Summary: Chapters 9–11

In Chapter 9, “Why can’t I say the ‘N’ word?” Ijeoma Oluo addresses the sticky issue of this particular racial slur. She relates her own childhood experiences being called the “n-word” and the horror she and her brother felt being the objects of such ridicule and hate. She explains the origins of the word and how it became a slur used against enslaved Black people by enslavers and then by white supremacists and racists. It is a powerful word because it carries this history with it. Oppression begins by deploying language against the oppressed group, she says, because people use it to distance themselves from the humanity of those they wish to oppress. Black people have suffered from the oppression of words like the “n-word” while white people have benefited from the privilege these kinds of words helped create. So even if some Black people have “reclaimed” the word, it is the word’s use by white people that carries the oppressive power of its history. This is why white people should not use the “n-word.”
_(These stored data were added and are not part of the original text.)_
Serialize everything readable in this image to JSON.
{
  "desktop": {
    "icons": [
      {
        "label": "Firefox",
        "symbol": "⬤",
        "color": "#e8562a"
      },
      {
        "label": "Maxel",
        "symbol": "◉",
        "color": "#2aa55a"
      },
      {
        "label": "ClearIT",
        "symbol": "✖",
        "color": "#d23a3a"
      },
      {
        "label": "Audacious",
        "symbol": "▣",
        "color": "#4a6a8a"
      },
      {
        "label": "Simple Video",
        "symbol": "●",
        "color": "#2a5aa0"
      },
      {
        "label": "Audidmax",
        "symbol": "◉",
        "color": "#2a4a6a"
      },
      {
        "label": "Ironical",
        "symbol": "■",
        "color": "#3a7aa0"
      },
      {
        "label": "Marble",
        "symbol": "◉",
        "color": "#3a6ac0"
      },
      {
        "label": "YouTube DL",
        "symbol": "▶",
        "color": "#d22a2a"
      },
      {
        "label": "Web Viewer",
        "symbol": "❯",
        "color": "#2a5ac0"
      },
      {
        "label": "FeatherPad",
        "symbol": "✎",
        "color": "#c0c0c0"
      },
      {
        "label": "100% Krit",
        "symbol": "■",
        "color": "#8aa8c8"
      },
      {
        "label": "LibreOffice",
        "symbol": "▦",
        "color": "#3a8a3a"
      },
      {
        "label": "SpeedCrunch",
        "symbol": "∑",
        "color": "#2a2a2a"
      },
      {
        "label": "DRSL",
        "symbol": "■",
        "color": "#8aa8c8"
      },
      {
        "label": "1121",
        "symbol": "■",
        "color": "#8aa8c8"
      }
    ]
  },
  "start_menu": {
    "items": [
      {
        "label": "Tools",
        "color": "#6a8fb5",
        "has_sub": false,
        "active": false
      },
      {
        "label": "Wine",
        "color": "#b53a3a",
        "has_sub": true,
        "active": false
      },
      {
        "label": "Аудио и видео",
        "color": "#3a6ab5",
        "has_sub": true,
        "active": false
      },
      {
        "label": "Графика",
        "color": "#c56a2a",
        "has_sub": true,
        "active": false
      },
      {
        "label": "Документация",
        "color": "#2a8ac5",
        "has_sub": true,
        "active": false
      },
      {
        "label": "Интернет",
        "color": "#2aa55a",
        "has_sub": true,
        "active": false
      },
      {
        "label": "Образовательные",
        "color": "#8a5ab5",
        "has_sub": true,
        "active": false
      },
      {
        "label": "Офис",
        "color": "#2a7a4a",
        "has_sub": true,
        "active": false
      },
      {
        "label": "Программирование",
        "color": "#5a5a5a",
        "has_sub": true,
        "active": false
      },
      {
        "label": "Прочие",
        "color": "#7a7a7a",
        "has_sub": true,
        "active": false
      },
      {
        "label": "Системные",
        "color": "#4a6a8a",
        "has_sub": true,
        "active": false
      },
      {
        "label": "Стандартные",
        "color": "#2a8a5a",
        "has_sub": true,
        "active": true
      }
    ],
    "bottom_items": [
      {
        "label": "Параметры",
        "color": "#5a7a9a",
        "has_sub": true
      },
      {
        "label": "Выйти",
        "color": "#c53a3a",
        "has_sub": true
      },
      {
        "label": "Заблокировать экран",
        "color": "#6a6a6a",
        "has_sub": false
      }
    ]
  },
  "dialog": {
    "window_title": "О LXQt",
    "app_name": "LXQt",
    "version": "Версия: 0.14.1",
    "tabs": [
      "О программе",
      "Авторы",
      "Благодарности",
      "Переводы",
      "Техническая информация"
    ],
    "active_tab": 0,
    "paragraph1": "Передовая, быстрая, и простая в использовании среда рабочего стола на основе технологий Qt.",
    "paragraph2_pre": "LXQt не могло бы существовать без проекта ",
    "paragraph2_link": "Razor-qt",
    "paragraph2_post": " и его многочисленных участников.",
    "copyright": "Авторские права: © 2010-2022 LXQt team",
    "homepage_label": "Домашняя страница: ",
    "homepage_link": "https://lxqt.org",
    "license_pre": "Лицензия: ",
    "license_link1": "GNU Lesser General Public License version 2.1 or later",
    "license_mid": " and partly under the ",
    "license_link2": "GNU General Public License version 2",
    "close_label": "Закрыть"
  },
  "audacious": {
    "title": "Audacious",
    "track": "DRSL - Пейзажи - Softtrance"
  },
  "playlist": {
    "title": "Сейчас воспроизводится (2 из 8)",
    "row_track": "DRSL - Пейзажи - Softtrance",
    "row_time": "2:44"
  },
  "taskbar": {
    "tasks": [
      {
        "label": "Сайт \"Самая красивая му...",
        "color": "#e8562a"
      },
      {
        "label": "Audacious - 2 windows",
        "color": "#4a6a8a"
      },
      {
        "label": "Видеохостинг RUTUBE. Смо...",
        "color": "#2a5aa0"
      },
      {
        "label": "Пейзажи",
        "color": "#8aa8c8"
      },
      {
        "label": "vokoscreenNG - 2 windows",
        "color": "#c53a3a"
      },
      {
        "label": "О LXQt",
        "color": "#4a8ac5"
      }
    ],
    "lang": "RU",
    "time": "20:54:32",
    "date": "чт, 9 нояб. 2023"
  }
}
Chapter 10, “What is cultural appropriation?” explores the difference between cultural appreciation and cultural appropriation. Oluo begins with a story about a restaurant called “Africa Café” that had no African food—only cheesy African-themed branding. It was a caricature of African culture, meant to make money. This is an example of cultural appropriation: “the adoption or exploitation of another culture by a more dominant culture.” The African-themed restaurant did not bring about an appreciation of any African culture in restaurant-goers. It only benefited the white restaurant owner. And it resulted in the appropriated culture being misrepresented by the dominant culture. Oluo uses Black music—jazz, blues, rap—to show how it only became “respectable” well after white musicians began making it. She suggests approaching discussions about cultural appropriation with an attitude of respect for the marginalized culture, knowing that individuals from marginalized cultures may differ in their opinions of what cultural appropriation is. Once you’ve listened to what others have to say, you can make a decision—about a Halloween costume, for example—that tries to do no harm.

In Chapter 11, “Why can’t I touch your hair?” Oluo begins by describing her first day at a new job. At a dinner with the rest of her new team, the director of her division asked if her hair was real. The resulting conversation was uncomfortable because, to Oluo, it was completely inappropriate for several white people to discuss her hair and, in particular, the lengths Black women often go to achieve “white” hairstyles using harsh chemicals. She tells readers that she’d used these harsh chemicals for years, despite the toll they took on her hair and scalp, and that it took decades to learn to love her natural hair. And here she was, all these years later, surrounded by white people who were shaming Black women for using chemical hair relaxers. She notes that many random strangers and coworkers touch her hair without asking. Her Black friends cite uninvited hair touching as one of their “least favorite microaggressions.” It’s an invasion of personal space, it’s weird, hands are dirty, and Black hairstyles take a lot of time and effort. And it is exactly the sort of disrespect for bodily autonomy associated with white supremacy. To have a Black body in America was, historically, to be seen as property. Value was associated with whiteness, Oluo explains, so the more a Black person could make themselves look like a white person, the more society valued them. Black hairstyles still carry stigma and result in stereotyping and are often seen as unprofessional or exotic. So even though Black hair is only dead cells, it is still part of a person whose life has been shaped by racist ideas about Black bodies, and touching it without permission is a symbol of the white supremacist idea that Black people do not own their own bodies.

Analysis: Chapters 9–11

In Chapter 9 of So You Want to Talk About Race, Ijeoma Oluo develops a theme that is also implied by the title of her book: the power of words. This chapter focuses on one word in particular and traces its use from the United States’ earliest years all the way to Oluo’s own life. She makes the point that words cause harm not only by expressing hate or contempt but also by shaping reality in harmful ways. Words created the idea of race and the idea of privilege. Words created negative stereotypes that support racism, and words that dehumanize give the privileged “permission” to treat people of color as less than human.    

When discussing both the n-word and how people touch her hair without asking, Oluo draws heavily on the history of enslavement in the United States. Words helped cause a system in which enslavement was not only possible but very profitable. But enslavement was not the only effect; even after it was gone, many of the attitudes and beliefs that made it possible persisted. White people’s sense of entitlement to Black bodies persists in the bizarre behavior of touching Black hair without asking, among other ways. And Oluo explains it’s important to talk about unwanted hair-touching, not only enslavement and lynching, as an example of racism because as different as these are, they still come from the same root cause.